An unidentified speaker at a hearing urged lawmakers to fix oversight gaps in federal social-service programs rather than dismantle those programs, saying targeted reforms are a better response to fraud than broad cuts.
"To truly tackle waste, fraud, and abuse, we need to approach the issue with a scalpel, not a mallet," the unidentified speaker said, arguing that discovering fraud in a federal program does not justify ending that program. The speaker added that oversight mechanisms need to be improved rather than eliminating services.
The speaker accused members of using the hearing for partisan purposes, saying, "This hearing is not an effort by Republicans to improve social service programs.
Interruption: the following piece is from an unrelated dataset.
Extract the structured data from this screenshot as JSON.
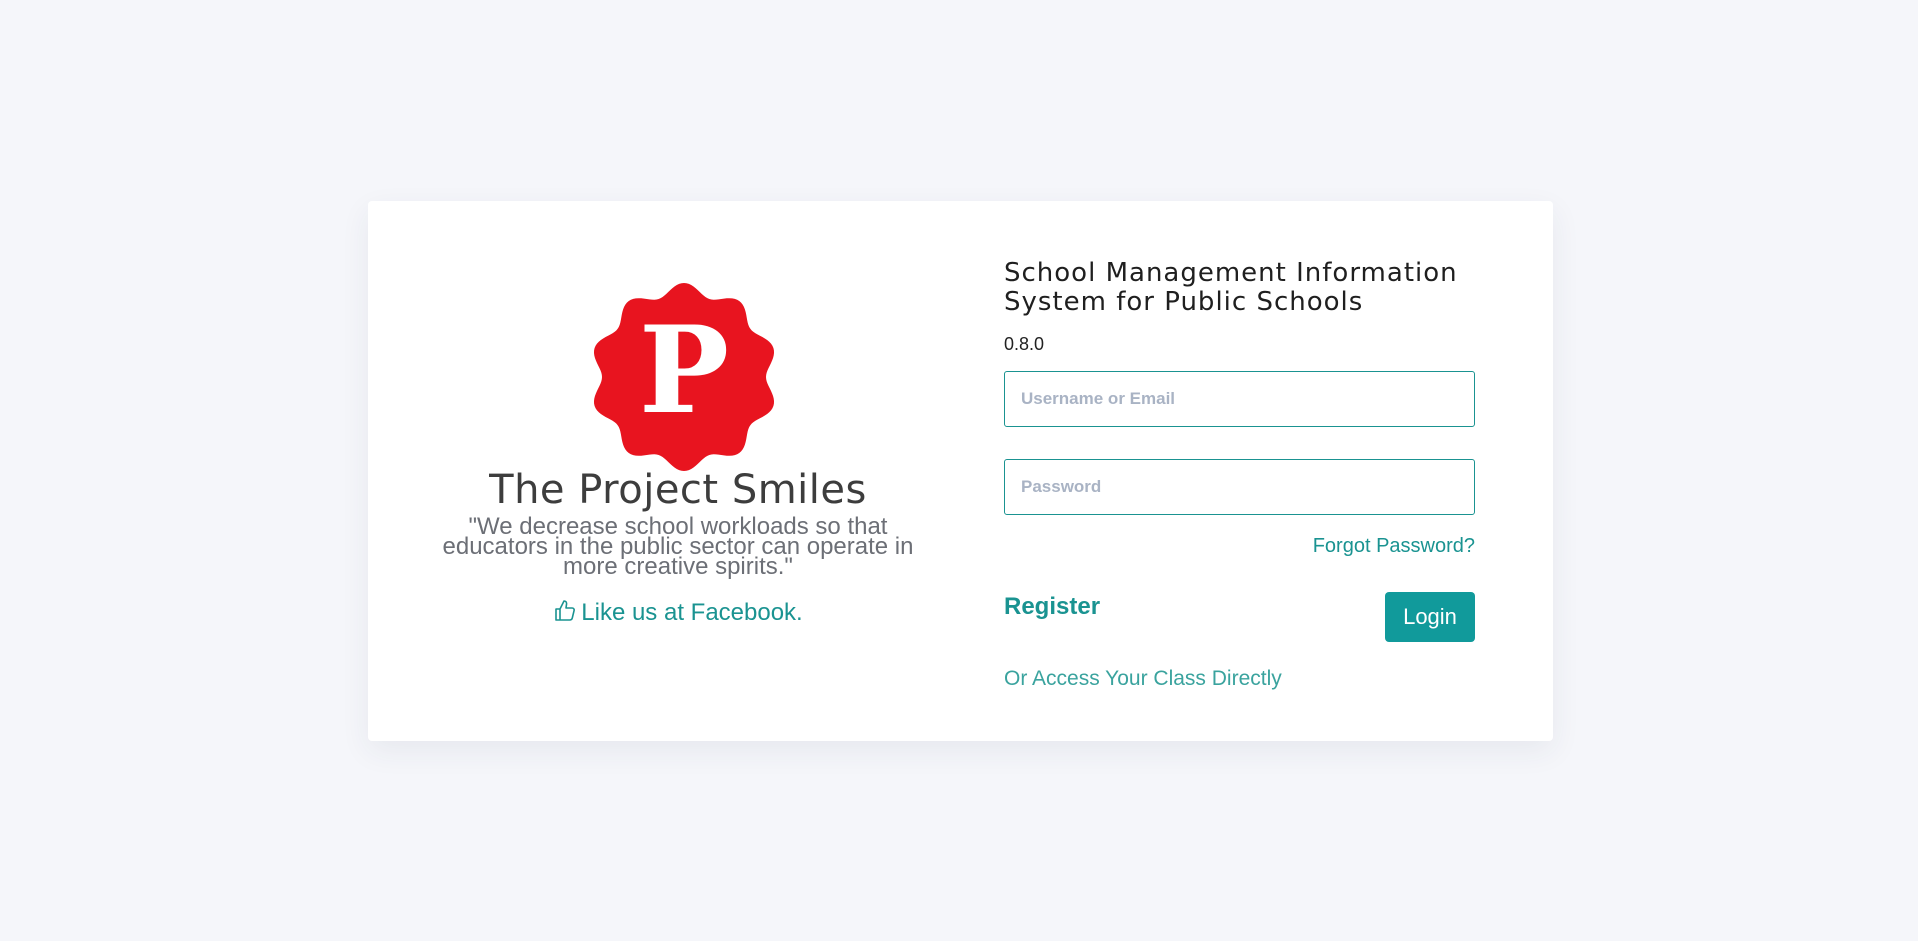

It's an excuse to end them and to punish Democratic led states." The speaker also said former President Trump "took advantage of the situation in Minnesota," after what the speaker described as a YouTuber posting unsubstantiated claims of fraud.
Referring to a federal action, the speaker said, "HHS froze childcare funding to Minnesota, which would affect more than 23,000 children." The article notes that this figure was stated by the speaker during the hearing and is not independently verified in the transcript.
The unidentified speaker emphasized that elected officials represent all constituents regardless of party and warned that cutting programs makes fraud more harmful because fewer resources remain for people who rely on them. "When so many of these social service programs are being gutted and defunded, fraud becomes even more harmful as that means even less money is going to people who need it," the speaker said.
The remarks closed with a call to use the current moment to review and strengthen oversight systems: "This situation should be an opportunity to take a deep look at the programs and improve their oversight abilities, not an excuse to cut them entirely." The speaker then yielded back.
No formal motions, votes, or named officials were recorded in the transcript provided.